Polis Akademisi Mezuniyet Töreni
Başbakan Recep Tayyip Erdoğan, ‘bugün artık dün olduğu gibi demokrasi ve hukukun, güvenlik için heba edilmediğini, sanal bir takım tehditler bahane edilerek özgürlüklerin kısıtlanmadığını‘ belirterek, "Devletin bekası mazeretine sığınılıp bugün fikirler, görüşler, düşünceler, potansiyel suçlu olarak değerlendirilmiyor.
Başbakan Recep Tayyip Erdoğan, ‘bugün artık dün olduğu gibi demokrasi ve hukukun, güvenlik için heba edilmediğini, sanal bir takım tehditler bahane edilerek özgürlüklerin kısıtlanmadığını‘ belirterek, "Devletin bekası mazeretine sığınılıp bugün fikirler, görüşler, düşünceler, potansiyel suçlu olarak değerlendirilmiyor. İşkence bir insanlık suçu olarak görülüyor ve sıfır toleransla işkenceye asla ve asla müsamaha gösterilmiyor. Çok zor bir coğrafyada terör mağduru bir ülke olmamıza rağmen,
terörle, suçla mücadele demokrasi ve evrensel hukuk çerçevesinde yürütülüyor" dedi.
Polis Akademisi Mezuniyet Töreni, Gölbaşı‘ndaki Polis Akademisi yerleşkesinde gerçekleştirildi. Törene Cumhurbaşkanı Abdullah Gül, Başbakan Recep Tayyip Erdoğan, Anayasa Mahkemesi Başkanı Haşim Kılıç, İçişleri Bakanı Osman Güneş, Milli Savunma Bakanı Vecdi Gönül, İçişleri eski Bakanı Beşir Atalay, YÖK Başkanı Yusuf Ziya Özcan, Ankara Büyükşehir Belediye Başkanı Melih Gökçek, Polis Akademisi Başkanı Zühtü Aslan, Güvenlik Bilimleri Fakültesi Dekanı Veysel Bilgiç ile mezun komiser yardımcılarının aileleri
katıldı. Törenin açılışında dönem birincisi Komiser Yardımcısı Mehmet Kaya da bir konuşma yaptı.

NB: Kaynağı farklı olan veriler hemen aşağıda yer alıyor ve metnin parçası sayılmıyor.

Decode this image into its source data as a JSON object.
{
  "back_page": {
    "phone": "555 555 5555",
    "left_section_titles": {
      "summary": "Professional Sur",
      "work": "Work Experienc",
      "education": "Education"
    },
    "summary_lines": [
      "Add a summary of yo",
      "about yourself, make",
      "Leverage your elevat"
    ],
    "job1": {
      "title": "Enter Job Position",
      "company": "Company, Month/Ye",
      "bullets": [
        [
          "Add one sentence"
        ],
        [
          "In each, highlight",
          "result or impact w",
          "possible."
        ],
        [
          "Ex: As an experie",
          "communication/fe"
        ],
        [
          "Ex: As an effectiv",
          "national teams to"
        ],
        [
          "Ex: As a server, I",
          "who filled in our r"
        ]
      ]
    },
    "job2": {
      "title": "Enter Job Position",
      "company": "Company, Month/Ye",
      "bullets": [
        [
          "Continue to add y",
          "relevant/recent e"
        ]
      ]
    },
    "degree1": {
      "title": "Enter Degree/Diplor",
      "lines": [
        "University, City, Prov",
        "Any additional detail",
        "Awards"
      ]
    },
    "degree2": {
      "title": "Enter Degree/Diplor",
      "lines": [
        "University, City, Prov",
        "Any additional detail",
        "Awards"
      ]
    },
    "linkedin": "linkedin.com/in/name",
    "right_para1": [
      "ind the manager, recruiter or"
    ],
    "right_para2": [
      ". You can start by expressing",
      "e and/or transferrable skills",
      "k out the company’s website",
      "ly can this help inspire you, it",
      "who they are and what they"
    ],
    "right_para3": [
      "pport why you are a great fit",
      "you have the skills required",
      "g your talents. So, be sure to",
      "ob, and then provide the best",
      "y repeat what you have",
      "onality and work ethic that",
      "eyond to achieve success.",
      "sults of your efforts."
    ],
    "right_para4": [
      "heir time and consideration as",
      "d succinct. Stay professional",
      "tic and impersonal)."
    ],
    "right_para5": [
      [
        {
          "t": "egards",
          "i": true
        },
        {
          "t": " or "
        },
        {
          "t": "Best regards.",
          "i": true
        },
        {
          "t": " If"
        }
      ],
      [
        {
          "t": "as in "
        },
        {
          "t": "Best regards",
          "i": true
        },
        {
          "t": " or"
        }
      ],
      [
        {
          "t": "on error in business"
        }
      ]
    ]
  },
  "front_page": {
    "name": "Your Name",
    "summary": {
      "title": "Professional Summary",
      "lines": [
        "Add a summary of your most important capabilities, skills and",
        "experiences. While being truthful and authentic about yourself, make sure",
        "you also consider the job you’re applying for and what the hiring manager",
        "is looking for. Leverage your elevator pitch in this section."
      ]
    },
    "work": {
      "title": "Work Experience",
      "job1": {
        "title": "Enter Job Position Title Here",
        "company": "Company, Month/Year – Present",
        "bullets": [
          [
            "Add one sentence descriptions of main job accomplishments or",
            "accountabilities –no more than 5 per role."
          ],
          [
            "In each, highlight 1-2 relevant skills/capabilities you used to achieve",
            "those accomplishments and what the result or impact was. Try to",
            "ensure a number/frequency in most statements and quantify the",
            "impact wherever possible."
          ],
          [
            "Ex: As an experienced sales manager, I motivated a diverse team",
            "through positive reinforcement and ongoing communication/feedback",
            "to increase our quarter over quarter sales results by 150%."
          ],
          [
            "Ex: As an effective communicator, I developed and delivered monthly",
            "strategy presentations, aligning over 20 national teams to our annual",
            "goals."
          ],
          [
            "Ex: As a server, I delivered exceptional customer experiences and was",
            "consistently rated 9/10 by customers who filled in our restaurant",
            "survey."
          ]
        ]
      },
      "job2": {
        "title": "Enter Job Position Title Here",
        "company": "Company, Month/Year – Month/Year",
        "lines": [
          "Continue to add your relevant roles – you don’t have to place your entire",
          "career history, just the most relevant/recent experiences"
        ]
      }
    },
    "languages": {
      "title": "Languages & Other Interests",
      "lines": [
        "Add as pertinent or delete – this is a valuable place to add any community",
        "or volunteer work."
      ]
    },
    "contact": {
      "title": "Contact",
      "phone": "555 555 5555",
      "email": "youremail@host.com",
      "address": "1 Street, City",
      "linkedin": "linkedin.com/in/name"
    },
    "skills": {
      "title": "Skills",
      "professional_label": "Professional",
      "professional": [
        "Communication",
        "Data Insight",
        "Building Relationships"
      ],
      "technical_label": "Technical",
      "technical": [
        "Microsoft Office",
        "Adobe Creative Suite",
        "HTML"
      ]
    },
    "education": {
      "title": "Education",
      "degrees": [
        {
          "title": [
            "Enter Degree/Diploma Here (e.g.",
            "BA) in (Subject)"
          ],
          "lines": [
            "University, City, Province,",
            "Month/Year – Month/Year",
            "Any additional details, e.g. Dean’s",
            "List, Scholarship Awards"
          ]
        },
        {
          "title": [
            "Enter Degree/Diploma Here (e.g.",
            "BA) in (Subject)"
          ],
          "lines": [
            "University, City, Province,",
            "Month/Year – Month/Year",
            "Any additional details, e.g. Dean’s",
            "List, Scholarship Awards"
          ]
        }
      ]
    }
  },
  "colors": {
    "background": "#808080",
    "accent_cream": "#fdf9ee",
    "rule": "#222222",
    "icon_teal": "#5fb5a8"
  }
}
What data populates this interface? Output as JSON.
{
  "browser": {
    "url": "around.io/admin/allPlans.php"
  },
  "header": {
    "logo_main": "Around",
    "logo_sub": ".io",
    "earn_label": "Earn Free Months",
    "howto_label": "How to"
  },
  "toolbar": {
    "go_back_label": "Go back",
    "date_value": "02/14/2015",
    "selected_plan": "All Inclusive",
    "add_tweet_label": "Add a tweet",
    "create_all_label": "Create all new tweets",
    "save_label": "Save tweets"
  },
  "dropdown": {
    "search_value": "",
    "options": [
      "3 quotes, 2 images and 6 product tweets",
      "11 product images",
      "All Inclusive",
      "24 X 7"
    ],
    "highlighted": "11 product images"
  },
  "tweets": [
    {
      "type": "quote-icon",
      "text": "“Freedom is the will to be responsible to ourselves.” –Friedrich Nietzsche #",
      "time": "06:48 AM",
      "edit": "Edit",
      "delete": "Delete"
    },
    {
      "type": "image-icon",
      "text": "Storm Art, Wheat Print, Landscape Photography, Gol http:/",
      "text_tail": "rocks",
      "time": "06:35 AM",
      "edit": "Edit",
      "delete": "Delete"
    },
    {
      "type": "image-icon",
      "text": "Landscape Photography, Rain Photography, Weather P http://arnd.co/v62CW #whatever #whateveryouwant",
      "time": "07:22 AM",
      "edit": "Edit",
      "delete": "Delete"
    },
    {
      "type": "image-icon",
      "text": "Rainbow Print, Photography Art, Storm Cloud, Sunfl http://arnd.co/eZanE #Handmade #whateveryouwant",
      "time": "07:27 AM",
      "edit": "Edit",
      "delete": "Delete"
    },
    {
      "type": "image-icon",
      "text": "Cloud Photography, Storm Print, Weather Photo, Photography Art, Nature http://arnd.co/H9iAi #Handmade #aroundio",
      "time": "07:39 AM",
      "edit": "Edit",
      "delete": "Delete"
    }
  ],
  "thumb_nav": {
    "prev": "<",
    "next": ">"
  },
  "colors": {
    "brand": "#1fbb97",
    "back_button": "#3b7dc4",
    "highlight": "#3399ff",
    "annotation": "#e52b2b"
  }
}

Başbakan Erdoğan, burada yaptığı konuşmasına, mezun öğrencilerin ailelerini temiz yürekli evlatlar yetiştirdikleri için şükranlarını sunarak başladı. Erdoğan, akademi hocalarına da teşekkür ederek, dost ve kardeş ülkelerden gelerek burada eğitimlerini tamamlayan misafir öğrencileri de kutladı. Erdoğan, "Kendi ülkelerinde üst düzey polis yöneticileri konumuna gelecek bu arkadaşlarımızın ülkeleriyle Türkiye arasında bir dostluk ve kardeşlik köprüsü olacaklarına yürekten inanıyorum" dedi.
Polis Akademisi‘nin Güvenlik Bilimleri Fakültesi, Enstitüsü, Araştırma Merkezleri ve Polis Yüksek Okulları ile hem Türkiye‘nin hem de dünyanın en önemli güvenlik eğitim kurumlarından biri haline geldiğini belirtti. Erdoğan, Polis Akademisinin önderliğinde uluslararası Polis Akademileri Birliğinin kurulma çalışmalarının tamamlandığını, yarın da imza törenini yapılacağı haberinden çok memnuniyet ve gurur duyduğumu ifade etti.
Hükümet olarak Polis Akademisi Güvenlik Bilimleri Fakültesi‘nin ihtiyaçlarını karşılamaya ve desteklemeye devam edeceklerini vurgulayan Başbakan Erdoğan, "Böyle özel ve uluslararası boyutta bir eğitim kurumunu bugün ulaştığı seviyenin çok daha ötesine taşımak için imkanlarımızı seferber etmeye devam edeceğiz" dedi.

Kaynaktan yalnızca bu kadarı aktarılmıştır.